Let $f$ be an analytic function on $\bar{D}=\{z\in \mathbb{C}:|z|\leq1\}$. Assume that $|f(z)|\leq1~ \forall z\in \bar{D}$. Then, which of the following is NOT a possible value of $(e^f)''(0)$.
(i)6 (ii)2 (iii)$\frac{7}{9}e^{\frac{1}{9}}$ (iv)$\sqrt{2}+i\sqrt{2}$.
I calculated $(e^f)'=f'e^f$. Here if $(e^f)'(0)$ were $0$ then I could have used Schwarz Lemma to find the estimate.
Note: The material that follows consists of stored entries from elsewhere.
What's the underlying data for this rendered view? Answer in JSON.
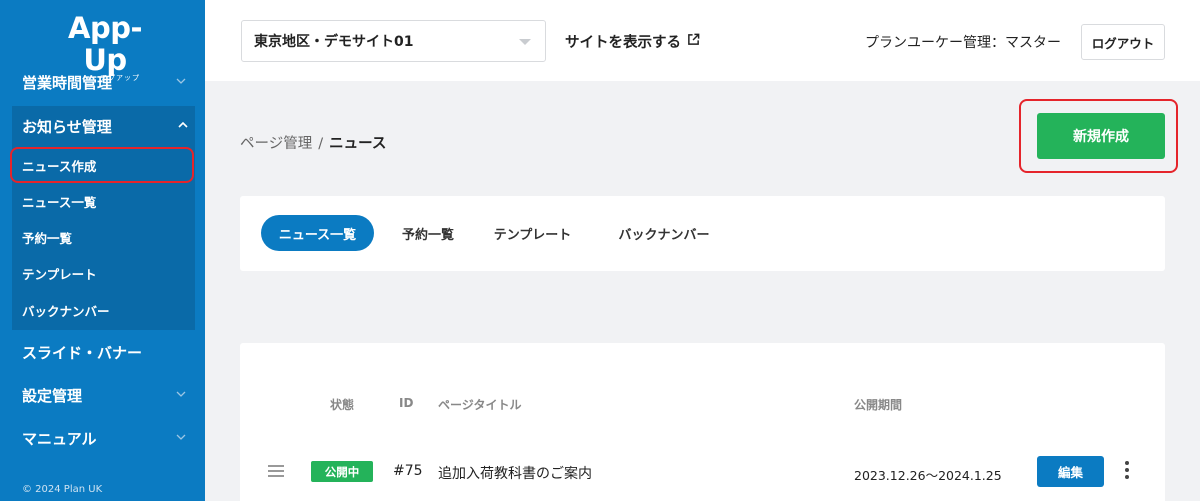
{
  "app": {
    "logo_text": "App-Up",
    "logo_sub": "アプアップ"
  },
  "sidebar": {
    "items": [
      {
        "label": "営業時間管理"
      },
      {
        "label": "お知らせ管理"
      },
      {
        "label": "スライド・バナー"
      },
      {
        "label": "設定管理"
      },
      {
        "label": "マニュアル"
      }
    ],
    "submenu": [
      {
        "label": "ニュース作成"
      },
      {
        "label": "ニュース一覧"
      },
      {
        "label": "予約一覧"
      },
      {
        "label": "テンプレート"
      },
      {
        "label": "バックナンバー"
      }
    ],
    "copyright": "© 2024 Plan UK"
  },
  "header": {
    "site_select_value": "東京地区・デモサイト01",
    "view_site_label": "サイトを表示する",
    "user_text": "プランユーケー管理：マスター",
    "logout_label": "ログアウト"
  },
  "breadcrumb": {
    "parent": "ページ管理",
    "separator": "/",
    "current": "ニュース"
  },
  "actions": {
    "new_label": "新規作成"
  },
  "tabs": [
    {
      "label": "ニュース一覧"
    },
    {
      "label": "予約一覧"
    },
    {
      "label": "テンプレート"
    },
    {
      "label": "バックナンバー"
    }
  ],
  "table": {
    "headers": {
      "status": "状態",
      "id": "ID",
      "title": "ページタイトル",
      "period": "公開期間"
    },
    "rows": [
      {
        "status": "公開中",
        "id": "#75",
        "title": "追加入荷教科書のご案内",
        "period": "2023.12.26〜2024.1.25",
        "edit_label": "編集"
      }
    ]
  },
  "colors": {
    "sidebar": "#0b7bc2",
    "primary_green": "#24b35a",
    "highlight_red": "#e5242b"
  }
}
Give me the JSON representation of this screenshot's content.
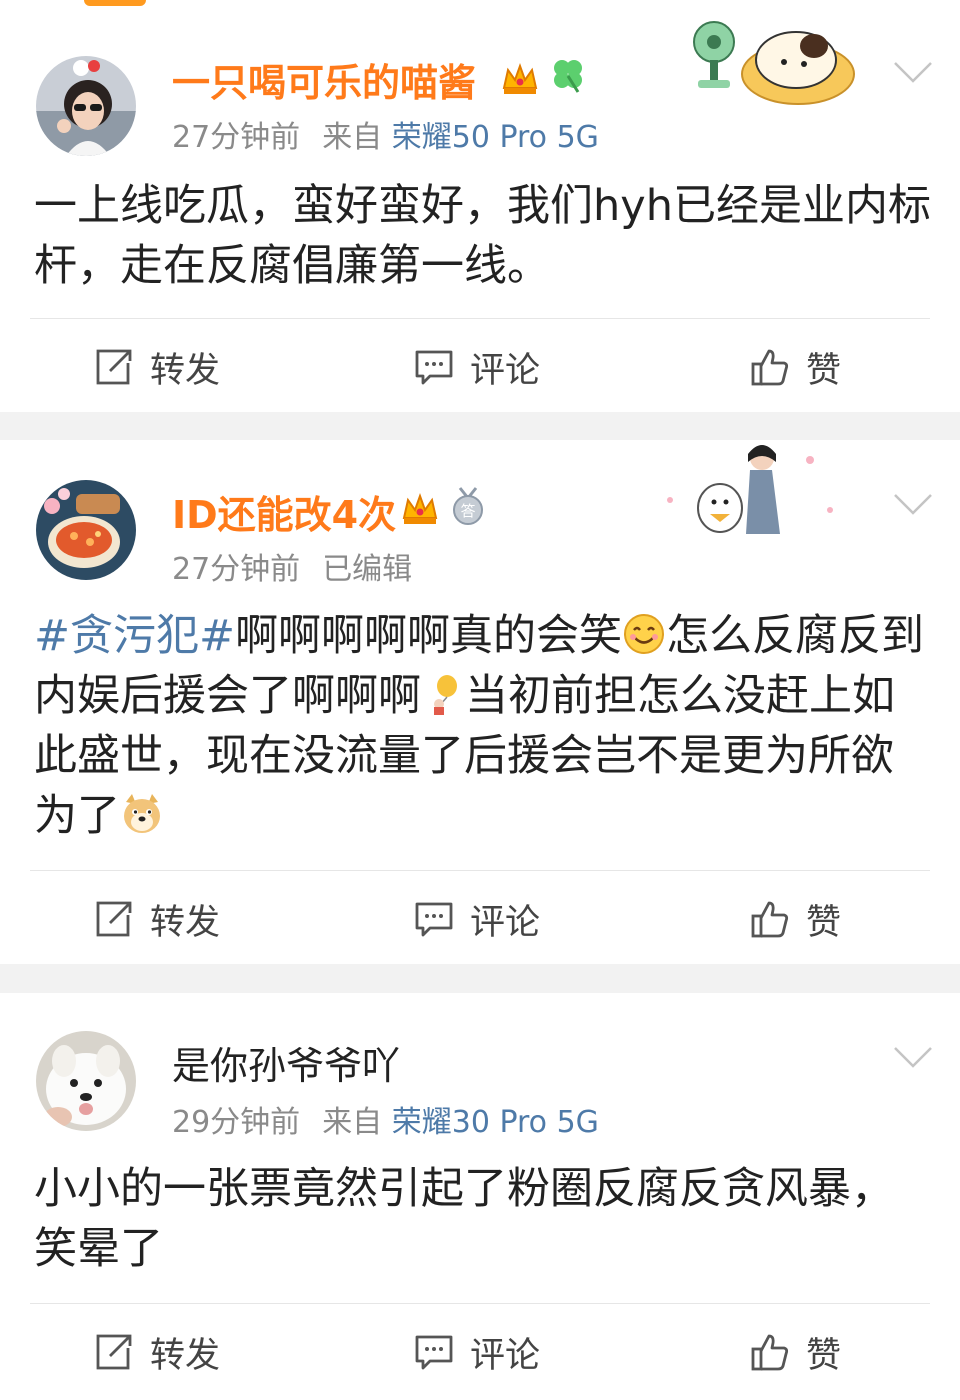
{
  "posts": [
    {
      "username": "一只喝可乐的喵酱",
      "time": "27分钟前",
      "source_prefix": "来自",
      "device": "荣耀50 Pro 5G",
      "content_segments": [
        {
          "type": "text",
          "text": "一上线吃瓜，蛮好蛮好，我们hyh已经是业内标杆，走在反腐倡廉第一线。"
        }
      ],
      "actions": {
        "repost": "转发",
        "comment": "评论",
        "like": "赞"
      }
    },
    {
      "username": "ID还能改4次",
      "time": "27分钟前",
      "edited": "已编辑",
      "content_segments": [
        {
          "type": "topic",
          "text": "#贪污犯#"
        },
        {
          "type": "text",
          "text": "啊啊啊啊啊真的会笑"
        },
        {
          "type": "emoji",
          "icon": "smile-emoji"
        },
        {
          "type": "text",
          "text": "怎么反腐反到内娱后援会了啊啊啊"
        },
        {
          "type": "emoji",
          "icon": "balloon-emoji"
        },
        {
          "type": "text",
          "text": "当初前担怎么没赶上如此盛世，现在没流量了后援会岂不是更为所欲为了"
        },
        {
          "type": "emoji",
          "icon": "doge-emoji"
        }
      ],
      "actions": {
        "repost": "转发",
        "comment": "评论",
        "like": "赞"
      }
    },
    {
      "username": "是你孙爷爷吖",
      "time": "29分钟前",
      "source_prefix": "来自",
      "device": "荣耀30 Pro 5G",
      "content_segments": [
        {
          "type": "text",
          "text": "小小的一张票竟然引起了粉圈反腐反贪风暴，笑晕了"
        }
      ],
      "actions": {
        "repost": "转发",
        "comment": "评论",
        "like": "赞"
      }
    }
  ],
  "colors": {
    "username_vip": "#ff7a1a",
    "link_blue": "#4e7aa8",
    "meta_gray": "#8a8a8a",
    "separator_gray": "#f2f2f2"
  }
}
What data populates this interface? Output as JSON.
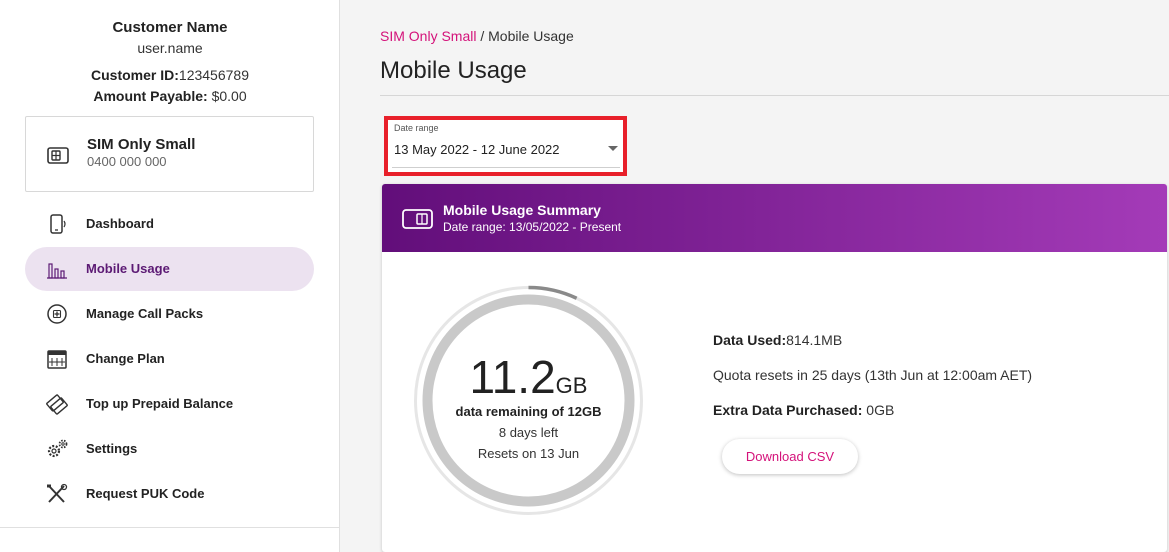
{
  "customer": {
    "name": "Customer Name",
    "username": "user.name",
    "id_label": "Customer ID:",
    "id_value": "123456789",
    "amount_label": "Amount Payable:",
    "amount_value": "$0.00"
  },
  "service": {
    "plan": "SIM Only Small",
    "number": "0400 000 000",
    "icon": "sim-card-icon"
  },
  "nav": {
    "items": [
      {
        "label": "Dashboard",
        "icon": "phone-icon",
        "active": false
      },
      {
        "label": "Mobile Usage",
        "icon": "bar-chart-icon",
        "active": true
      },
      {
        "label": "Manage Call Packs",
        "icon": "plus-circle-icon",
        "active": false
      },
      {
        "label": "Change Plan",
        "icon": "calendar-icon",
        "active": false
      },
      {
        "label": "Top up Prepaid Balance",
        "icon": "cards-icon",
        "active": false
      },
      {
        "label": "Settings",
        "icon": "gears-icon",
        "active": false
      },
      {
        "label": "Request PUK Code",
        "icon": "tools-icon",
        "active": false
      }
    ]
  },
  "breadcrumb": {
    "parent": "SIM Only Small",
    "separator": " / ",
    "current": "Mobile Usage"
  },
  "page_title": "Mobile Usage",
  "date_range": {
    "label": "Date range",
    "value": "13 May 2022 - 12 June 2022"
  },
  "summary": {
    "title": "Mobile Usage Summary",
    "subtitle": "Date range: 13/05/2022 - Present",
    "gauge": {
      "amount": "11.2",
      "unit": "GB",
      "line1": "data remaining of 12GB",
      "line2": "8 days left",
      "line3": "Resets on 13 Jun",
      "used_fraction": 0.07
    },
    "data_used_label": "Data Used:",
    "data_used_value": "814.1MB",
    "quota_text": "Quota resets in 25 days (13th Jun at 12:00am AET)",
    "extra_label": "Extra Data Purchased:",
    "extra_value": " 0GB",
    "download_label": "Download CSV"
  },
  "colors": {
    "accent": "#d4127a",
    "header_start": "#620e7a",
    "header_end": "#a43bb8",
    "active_nav_bg": "#ece2f0",
    "highlight": "#e8202a"
  }
}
But here it is not $0$. Don't know how to proceed.
If you've seen the Cauchy integral formula for derivatives of a complex analytic function $f(z)$ then you can use that to get a bound on both the first and second derivatives of $f(z)$ at $z=0$. The Cauchy integral formula for derivatives (on the unit disk for simplicity) says that if $f(z)$ is analytic on $\bar{D}$ and $|f(z)|\leq M$ then $$f^{(n)}(0)=\frac{n!}{2\pi i}\int_{|z|=1}\frac{f(z)}{z^{n+1}}\,dz$$ Now if you parametrize the boundary by $z=e^{i\theta}$ you can get $$f^{(n)}(0)=\frac{n!}{2\pi i}\int_0^{2\pi}f\left(e^{i\theta}\right)e^{-in\theta}i\,d\theta$$ So that $$|f^{(n)}(0)|\leq\frac{n!}{2\pi}\int_0^{2\pi}|f\left(e^{i\theta}\right)|\,d\theta$$ and therefore $$|f^{(n)}(0)|\leq n!M$$ since $|f\left(e^{i\theta}\right)|\leq M$ by hypothesis.
Now apply that for $n=2$ on your second derivative of $e^f$ (so define $f$ above as $f:=e^f$) and you'll have an upper bound with $M=\left|e^f\right|\leq e^{|f|}=e$ and hence $\left|\left(e^f\right)''\right|(0)\leq 2e<6$